Рыбаки не двинулись. Старик холодно, без удивления и злобы глянул Трофиму в лоб. А парень, опомнившись, вскочил, невысокий, нескладно широкий в своей прорезиненной куртке и сапогах до паха, лицо в парной красноте, кулаки сжаты.
— Но-но…— Трофим тронул приклад ружья.
Парень стоял, мутновато-светлыми, бешеными глазами разглядывал Трофима.
Тот был выше парня, едва ли не шире в плечах, лицо обветренное, не в морщинах, а в складках, глубоких, крепких, чеканных, вызывающих по первому взгляду уважение, — бабы тают от таких по-мужицки породистых лиц. Топорщится замызганный плащ поверх ватника, рука лежит на прикладе.
— Брось, Ванька, не пачкайся, — посоветовал негромко старик.
Парень перевел дыхание.
— Одеть бы бачок на морду — да в воду.
— Брось, Ванька…
— Эх, дерьмо люди, — с презрением процедил Трофим. — Ни стыда, ни совести. Набеззаконничают да еще петушатся… Да что с вами толковать лишка. Дело сделано. Увидимся еще, чай.

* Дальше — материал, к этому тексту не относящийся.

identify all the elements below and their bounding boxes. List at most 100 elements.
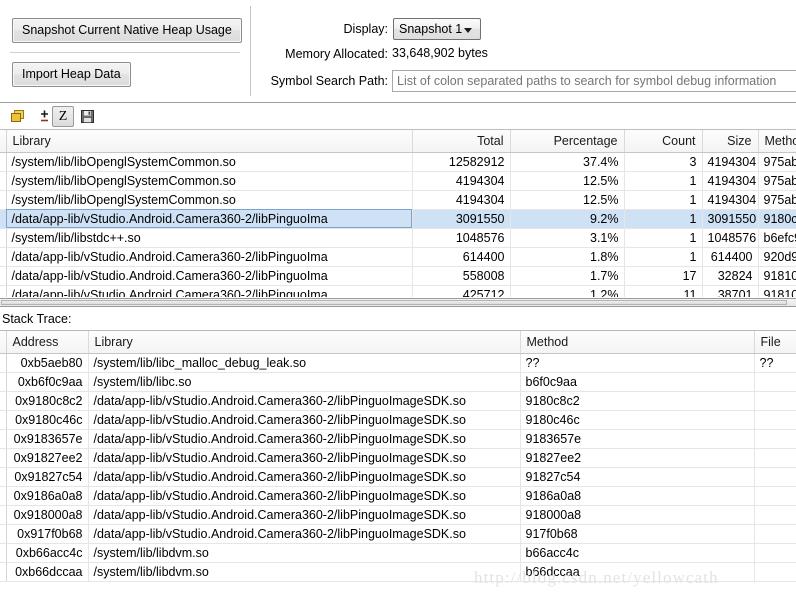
heap-cell-count: 1 [624, 209, 703, 229]
heap-cell-library: /data/app-lib/vStudio.Android.Camera360-… [6, 285, 413, 297]
table-row[interactable]: /data/app-lib/vStudio.Android.Camera360-… [0, 285, 796, 297]
heap-col-total[interactable]: Total [412, 130, 511, 153]
stack-cell-library: /data/app-lib/vStudio.Android.Camera360-… [88, 391, 521, 411]
heap-col-size[interactable]: Size [702, 130, 759, 153]
stack-cell-file [754, 524, 796, 544]
heap-cell-total: 425712 [412, 285, 511, 297]
symbol-search-path-input[interactable] [392, 70, 796, 92]
table-row[interactable]: 0x9180c46c/data/app-lib/vStudio.Android.… [0, 410, 796, 430]
stack-col-address[interactable]: Address [6, 331, 89, 354]
display-label: Display: [343, 22, 388, 36]
copy-icon[interactable] [7, 106, 29, 127]
stack-cell-file [754, 543, 796, 563]
heap-usage-table: Library Total Percentage Count Size Meth… [0, 130, 796, 297]
table-row[interactable]: /system/lib/libOpenglSystemCommon.so 1258… [0, 152, 796, 172]
table-row[interactable]: /data/app-lib/vStudio.Android.Camera360-… [0, 209, 796, 229]
heap-cell-total: 1048576 [412, 228, 511, 248]
stack-cell-library: /data/app-lib/vStudio.Android.Camera360-… [88, 429, 521, 449]
heap-cell-percentage: 12.5% [510, 171, 625, 191]
stack-cell-address: 0x9180c46c [6, 410, 89, 430]
heap-cell-library: /system/lib/libOpenglSystemCommon.so [6, 152, 413, 172]
heap-cell-count: 17 [624, 266, 703, 286]
stack-cell-library: /data/app-lib/vStudio.Android.Camera360-… [88, 467, 521, 487]
stack-cell-file [754, 562, 796, 582]
stack-cell-address: 0xb5aeb80 [6, 353, 89, 373]
table-row[interactable]: 0xb66acc4c/system/lib/libdvm.so b66acc4c [0, 543, 796, 563]
stack-trace-table-container[interactable]: Address Library Method File 0xb5aeb80/sy… [0, 330, 796, 598]
table-row[interactable]: 0x91827ee2/data/app-lib/vStudio.Android.… [0, 448, 796, 468]
stack-cell-address: 0x9186a0a8 [6, 486, 89, 506]
scrollbar-thumb[interactable] [1, 300, 787, 305]
table-row[interactable]: 0x9186a0a8/data/app-lib/vStudio.Android.… [0, 486, 796, 506]
table-row[interactable]: 0x91827c54/data/app-lib/vStudio.Android.… [0, 467, 796, 487]
heap-col-method[interactable]: Method [758, 130, 796, 153]
stack-cell-file [754, 391, 796, 411]
stack-cell-method: b66acc4c [520, 543, 755, 563]
heap-usage-table-container[interactable]: Library Total Percentage Count Size Meth… [0, 130, 796, 298]
table-row[interactable]: 0x918000a8/data/app-lib/vStudio.Android.… [0, 505, 796, 525]
heap-cell-size: 4194304 [702, 171, 759, 191]
heap-cell-percentage: 37.4% [510, 152, 625, 172]
heap-cell-size: 4194304 [702, 190, 759, 210]
table-row[interactable]: 0xb6f0c9aa/system/lib/libc.so b6f0c9aa [0, 372, 796, 392]
table-row[interactable]: 0x9183657e/data/app-lib/vStudio.Android.… [0, 429, 796, 449]
stack-cell-method: b6f0c9aa [520, 372, 755, 392]
heap-cell-library: /data/app-lib/vStudio.Android.Camera360-… [6, 266, 413, 286]
zygote-toggle-icon[interactable]: Z [52, 106, 74, 127]
control-panel: Snapshot Current Native Heap Usage Impor… [0, 0, 796, 103]
heap-cell-percentage: 1.8% [510, 247, 625, 267]
table-row[interactable]: /system/lib/libstdc++.so 1048576 3.1% 1 1048… [0, 228, 796, 248]
table-row[interactable]: 0xb5aeb80/system/lib/libc_malloc_debug_l… [0, 353, 796, 373]
heap-cell-percentage: 3.1% [510, 228, 625, 248]
heap-cell-count: 1 [624, 247, 703, 267]
stack-trace-section-label: Stack Trace: [2, 312, 72, 326]
stack-cell-file [754, 486, 796, 506]
heap-col-percentage[interactable]: Percentage [510, 130, 625, 153]
stack-col-file[interactable]: File [754, 331, 796, 354]
table-row[interactable]: 0x917f0b68/data/app-lib/vStudio.Android.… [0, 524, 796, 544]
save-icon[interactable] [76, 106, 98, 127]
memory-allocated-value: 33,648,902 bytes [392, 46, 488, 60]
heap-cell-size: 4194304 [702, 152, 759, 172]
heap-cell-total: 4194304 [412, 190, 511, 210]
stack-cell-file [754, 410, 796, 430]
heap-col-count[interactable]: Count [624, 130, 703, 153]
stack-cell-method: 91827ee2 [520, 448, 755, 468]
chevron-down-icon [464, 28, 472, 33]
horizontal-scrollbar[interactable] [0, 298, 796, 307]
stack-cell-library: /system/lib/libc_malloc_debug_leak.so [88, 353, 521, 373]
stack-cell-method: 9183657e [520, 429, 755, 449]
stack-cell-file [754, 372, 796, 392]
table-row[interactable]: /system/lib/libOpenglSystemCommon.so 4194… [0, 171, 796, 191]
table-row[interactable]: /system/lib/libOpenglSystemCommon.so 4194… [0, 190, 796, 210]
table-row[interactable]: /data/app-lib/vStudio.Android.Camera360-… [0, 247, 796, 267]
heap-cell-size: 3091550 [702, 209, 759, 229]
stack-cell-address: 0x91827ee2 [6, 448, 89, 468]
stack-cell-file [754, 505, 796, 525]
heap-cell-count: 3 [624, 152, 703, 172]
heap-table-header-row: Library Total Percentage Count Size Meth… [0, 130, 796, 153]
table-row[interactable]: 0xb66dccaa/system/lib/libdvm.so b66dccaa [0, 562, 796, 582]
stack-cell-method: 917f0b68 [520, 524, 755, 544]
heap-cell-size: 32824 [702, 266, 759, 286]
table-row[interactable]: 0x9180c8c2/data/app-lib/vStudio.Android.… [0, 391, 796, 411]
heap-col-library[interactable]: Library [6, 130, 413, 153]
heap-cell-total: 3091550 [412, 209, 511, 229]
table-row[interactable]: /data/app-lib/vStudio.Android.Camera360-… [0, 266, 796, 286]
stack-cell-library: /data/app-lib/vStudio.Android.Camera360-… [88, 448, 521, 468]
heap-cell-method: 9180c8c2 [758, 209, 796, 229]
display-row: Display: Snapshot 1 [0, 18, 796, 40]
stack-cell-address: 0xb6f0c9aa [6, 372, 89, 392]
stack-cell-library: /data/app-lib/vStudio.Android.Camera360-… [88, 524, 521, 544]
stack-cell-address: 0xb66dccaa [6, 562, 89, 582]
stack-cell-address: 0x91827c54 [6, 467, 89, 487]
stack-col-library[interactable]: Library [88, 331, 521, 354]
heap-cell-percentage: 12.5% [510, 190, 625, 210]
display-snapshot-dropdown[interactable]: Snapshot 1 [393, 18, 481, 40]
stack-table-header-row: Address Library Method File [0, 331, 796, 354]
stack-cell-library: /data/app-lib/vStudio.Android.Camera360-… [88, 486, 521, 506]
heap-cell-size: 1048576 [702, 228, 759, 248]
stack-col-method[interactable]: Method [520, 331, 755, 354]
memory-allocated-label: Memory Allocated: [285, 47, 388, 61]
heap-cell-method: 975ab870 [758, 190, 796, 210]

Он подтянул на плече ремень ружья, повернулся и зашагал по берегу — шапка сдвинута на затылок, плечи разведены, в походке внушительное достоинство человека, только что совершившего нужное, благородное дело.
Шесть рослых и сильных мужиков молча смотрели ему вслед.
А
2
Лесник Гурьянов Анисим жил рядом — крепко рубленный, приземистый дом на юру, стожок сена, огороженный от лосей, усадьба с раскисшими от осенних дождей грядками и добротная банька на отшибе.
Хозяин — высокий, костлявый не только нескладным телом, но и длинным лицом, глаза голубые, большие, с непонятной робкой горечью — бабьи, тонкие губы вечно сведены, словно вот-вот изумленно свистнет. Он сильно побаивался Трофима Русанова, может быть, потому, что не безгрешен, — живет в глухоте, сам себе во князях, может при случае лося порушить, хотя должен следить, чтоб другие не баловали, и уж, конечно, если запретная семга сядет у него на крюк, выбрасывать в озеро не станет. Трофим его презирал. «Дрянь народ» — относил без оговорок и к леснику.
Анисим, морща в улыбке сведенные губы, хлопая желтыми ресницами, позвал к столу:
— Не богато ныне наше застолье, ну, да чем бог послал.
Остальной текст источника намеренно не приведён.